EARLY IN 1994 A NEW YORK CITY-BASED Barings banker introduced Leeson to a client whose identity remains a closely held secret at Barings. The client reportedly told his Barings contact in New York, "I hope you're getting some credit for this because your company is getting a lot of business from me in Singapore." It is still not clear where the mystery client's investing stopped and where Leeson's own-hidden in error account No. 88888-began. But right to the end, Leeson claimed that his huge, inexplicable investments were on someone else's behalf. "He always told us it was for this special customer," says one of his regional supervisors. "When we go back and listen to tapes of those conversations, it's unbelievable. He was so calm. It was a farce."

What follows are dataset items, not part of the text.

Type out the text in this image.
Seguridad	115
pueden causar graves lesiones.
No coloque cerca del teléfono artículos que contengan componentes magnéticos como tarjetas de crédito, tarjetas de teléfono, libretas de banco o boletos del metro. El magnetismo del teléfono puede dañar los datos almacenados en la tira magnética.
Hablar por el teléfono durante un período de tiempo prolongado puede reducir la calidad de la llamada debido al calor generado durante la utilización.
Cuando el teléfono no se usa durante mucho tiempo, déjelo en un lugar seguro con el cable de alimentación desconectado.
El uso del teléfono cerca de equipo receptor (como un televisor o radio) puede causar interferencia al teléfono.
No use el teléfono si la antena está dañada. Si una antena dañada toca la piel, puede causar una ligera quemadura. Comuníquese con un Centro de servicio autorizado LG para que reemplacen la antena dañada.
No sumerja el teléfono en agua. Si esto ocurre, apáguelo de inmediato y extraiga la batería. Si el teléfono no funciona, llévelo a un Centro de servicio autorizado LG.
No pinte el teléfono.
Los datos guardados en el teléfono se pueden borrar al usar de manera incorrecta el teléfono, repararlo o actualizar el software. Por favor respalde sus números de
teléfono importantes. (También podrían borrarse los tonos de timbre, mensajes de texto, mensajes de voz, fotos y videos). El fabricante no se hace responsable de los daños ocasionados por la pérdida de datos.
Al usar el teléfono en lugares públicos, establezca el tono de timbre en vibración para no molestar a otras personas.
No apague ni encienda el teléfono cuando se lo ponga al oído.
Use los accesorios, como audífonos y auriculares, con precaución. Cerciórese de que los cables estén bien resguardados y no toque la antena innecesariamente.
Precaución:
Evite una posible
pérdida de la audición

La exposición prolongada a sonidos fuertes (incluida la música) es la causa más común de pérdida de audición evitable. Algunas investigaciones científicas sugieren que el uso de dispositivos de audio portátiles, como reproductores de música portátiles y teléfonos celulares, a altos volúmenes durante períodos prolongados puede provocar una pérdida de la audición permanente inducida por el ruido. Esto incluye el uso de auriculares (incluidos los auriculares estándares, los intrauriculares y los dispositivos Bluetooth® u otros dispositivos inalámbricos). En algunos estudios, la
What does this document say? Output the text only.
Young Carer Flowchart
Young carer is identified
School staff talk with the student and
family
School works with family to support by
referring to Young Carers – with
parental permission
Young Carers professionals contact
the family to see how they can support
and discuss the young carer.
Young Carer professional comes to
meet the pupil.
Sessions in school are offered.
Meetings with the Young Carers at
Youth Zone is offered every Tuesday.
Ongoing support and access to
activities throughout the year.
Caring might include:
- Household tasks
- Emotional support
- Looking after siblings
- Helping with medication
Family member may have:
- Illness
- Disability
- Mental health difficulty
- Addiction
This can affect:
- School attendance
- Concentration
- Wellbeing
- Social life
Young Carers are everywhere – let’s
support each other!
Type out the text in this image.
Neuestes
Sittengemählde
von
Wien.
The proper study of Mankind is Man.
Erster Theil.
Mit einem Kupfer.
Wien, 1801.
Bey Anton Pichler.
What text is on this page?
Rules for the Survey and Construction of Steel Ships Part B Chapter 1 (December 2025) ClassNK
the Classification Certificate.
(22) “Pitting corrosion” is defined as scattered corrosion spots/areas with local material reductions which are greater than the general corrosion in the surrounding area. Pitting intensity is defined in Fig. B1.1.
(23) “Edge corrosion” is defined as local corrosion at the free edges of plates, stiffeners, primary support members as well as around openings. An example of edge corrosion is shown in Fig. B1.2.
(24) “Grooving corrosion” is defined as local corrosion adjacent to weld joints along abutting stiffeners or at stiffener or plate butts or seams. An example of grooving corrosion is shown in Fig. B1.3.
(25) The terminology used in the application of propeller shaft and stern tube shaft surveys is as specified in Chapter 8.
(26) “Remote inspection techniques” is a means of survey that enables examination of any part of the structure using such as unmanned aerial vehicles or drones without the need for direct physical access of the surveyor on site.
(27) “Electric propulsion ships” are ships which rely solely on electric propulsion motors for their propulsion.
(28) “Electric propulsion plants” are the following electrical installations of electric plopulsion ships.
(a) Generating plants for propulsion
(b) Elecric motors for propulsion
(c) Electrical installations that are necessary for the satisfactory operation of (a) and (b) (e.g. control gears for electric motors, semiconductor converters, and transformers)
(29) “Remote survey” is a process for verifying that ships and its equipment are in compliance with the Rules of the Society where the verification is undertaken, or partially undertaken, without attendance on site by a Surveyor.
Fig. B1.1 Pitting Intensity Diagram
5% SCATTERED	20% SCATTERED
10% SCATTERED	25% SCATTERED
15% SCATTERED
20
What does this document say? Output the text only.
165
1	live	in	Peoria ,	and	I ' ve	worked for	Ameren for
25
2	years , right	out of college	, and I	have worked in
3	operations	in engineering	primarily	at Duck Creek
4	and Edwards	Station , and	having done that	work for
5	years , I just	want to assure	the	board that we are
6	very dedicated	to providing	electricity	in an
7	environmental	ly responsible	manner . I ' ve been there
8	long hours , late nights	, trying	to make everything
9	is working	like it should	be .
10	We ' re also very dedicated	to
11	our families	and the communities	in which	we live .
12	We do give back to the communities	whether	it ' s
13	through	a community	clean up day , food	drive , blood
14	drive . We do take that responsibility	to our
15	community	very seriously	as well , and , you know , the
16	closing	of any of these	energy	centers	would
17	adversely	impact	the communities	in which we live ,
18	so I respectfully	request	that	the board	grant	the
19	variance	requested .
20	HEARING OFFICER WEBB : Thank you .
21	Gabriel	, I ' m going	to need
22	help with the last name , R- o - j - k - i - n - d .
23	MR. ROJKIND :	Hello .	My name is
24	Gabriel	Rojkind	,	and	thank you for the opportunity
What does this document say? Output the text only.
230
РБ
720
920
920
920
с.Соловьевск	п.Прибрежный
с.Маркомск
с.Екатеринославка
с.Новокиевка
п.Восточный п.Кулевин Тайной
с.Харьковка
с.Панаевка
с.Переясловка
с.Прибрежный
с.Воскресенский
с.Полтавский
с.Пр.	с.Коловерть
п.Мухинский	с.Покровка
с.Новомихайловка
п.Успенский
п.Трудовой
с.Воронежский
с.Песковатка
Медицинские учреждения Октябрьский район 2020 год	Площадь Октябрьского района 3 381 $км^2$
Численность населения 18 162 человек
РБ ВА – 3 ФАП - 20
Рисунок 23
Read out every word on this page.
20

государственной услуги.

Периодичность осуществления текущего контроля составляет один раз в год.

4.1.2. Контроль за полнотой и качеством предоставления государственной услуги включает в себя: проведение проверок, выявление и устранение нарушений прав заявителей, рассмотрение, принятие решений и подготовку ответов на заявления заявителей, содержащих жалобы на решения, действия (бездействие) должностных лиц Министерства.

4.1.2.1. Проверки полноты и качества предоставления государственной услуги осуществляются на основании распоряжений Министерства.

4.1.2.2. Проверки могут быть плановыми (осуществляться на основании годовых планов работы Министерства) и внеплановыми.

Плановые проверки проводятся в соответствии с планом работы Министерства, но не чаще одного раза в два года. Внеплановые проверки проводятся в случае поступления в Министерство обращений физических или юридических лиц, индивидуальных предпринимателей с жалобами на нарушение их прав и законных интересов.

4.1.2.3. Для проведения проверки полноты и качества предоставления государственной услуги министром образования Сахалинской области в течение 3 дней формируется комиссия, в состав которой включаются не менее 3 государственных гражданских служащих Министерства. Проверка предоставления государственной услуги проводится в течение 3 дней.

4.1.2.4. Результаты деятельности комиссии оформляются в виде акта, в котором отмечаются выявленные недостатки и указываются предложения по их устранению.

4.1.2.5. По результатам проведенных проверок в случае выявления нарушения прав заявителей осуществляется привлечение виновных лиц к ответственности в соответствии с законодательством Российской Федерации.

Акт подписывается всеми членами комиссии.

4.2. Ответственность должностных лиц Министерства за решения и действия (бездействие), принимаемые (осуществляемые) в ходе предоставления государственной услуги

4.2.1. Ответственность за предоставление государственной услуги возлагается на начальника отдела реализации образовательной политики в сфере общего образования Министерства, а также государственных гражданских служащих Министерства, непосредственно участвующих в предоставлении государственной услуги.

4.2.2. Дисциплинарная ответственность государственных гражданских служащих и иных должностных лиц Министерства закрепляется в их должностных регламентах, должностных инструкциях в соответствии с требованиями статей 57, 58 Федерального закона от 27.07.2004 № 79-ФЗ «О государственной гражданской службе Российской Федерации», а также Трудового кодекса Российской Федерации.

Leeson started buying and selling the simplest kind of derivatives, futures pegged to the Nikkei 225, an index of the value of 225 Japanese stocks that is Japan's equivalent of the Dow Jones Industrial Average. It was a straightforward process: in effect, Leeson placed open-ended bets on what would happen to billions of dollars worth of Japanese stocks and bonds. His wager was similar to what gamblers in Las Vegas betting on a football game call the over and under-meaning a bet on whether the final score of a football game will be above or below a certain number of points. Leeson was betting the over on the Nikkei 225. If he had been betting the Super Bowl and he went the wrong way on the over-under, he would have lost the amount of his original wager and no more. In the futures market traders only have to put a small percentage on the table--in Singapore, until last week, it was 6%--so losses can exceed the ante by many times.
Barings believed it was not exposed to any risk because Leeson said he was executing the huge purchase orders at a client's behest-and presumably with the client's funds. Furthermore, to Barings' delight, Leeson was also making a tidy profit by making those trades in conjunction with the bank's separate and official holdings of Nikkei 225s in Osaka and SIMEX."I won't tell you how good," says a Barings employee, "but it was a good business." Little did Barings know that it was responsible for error account No. 88888, which was unhedged and would turn out to be fatal to the company.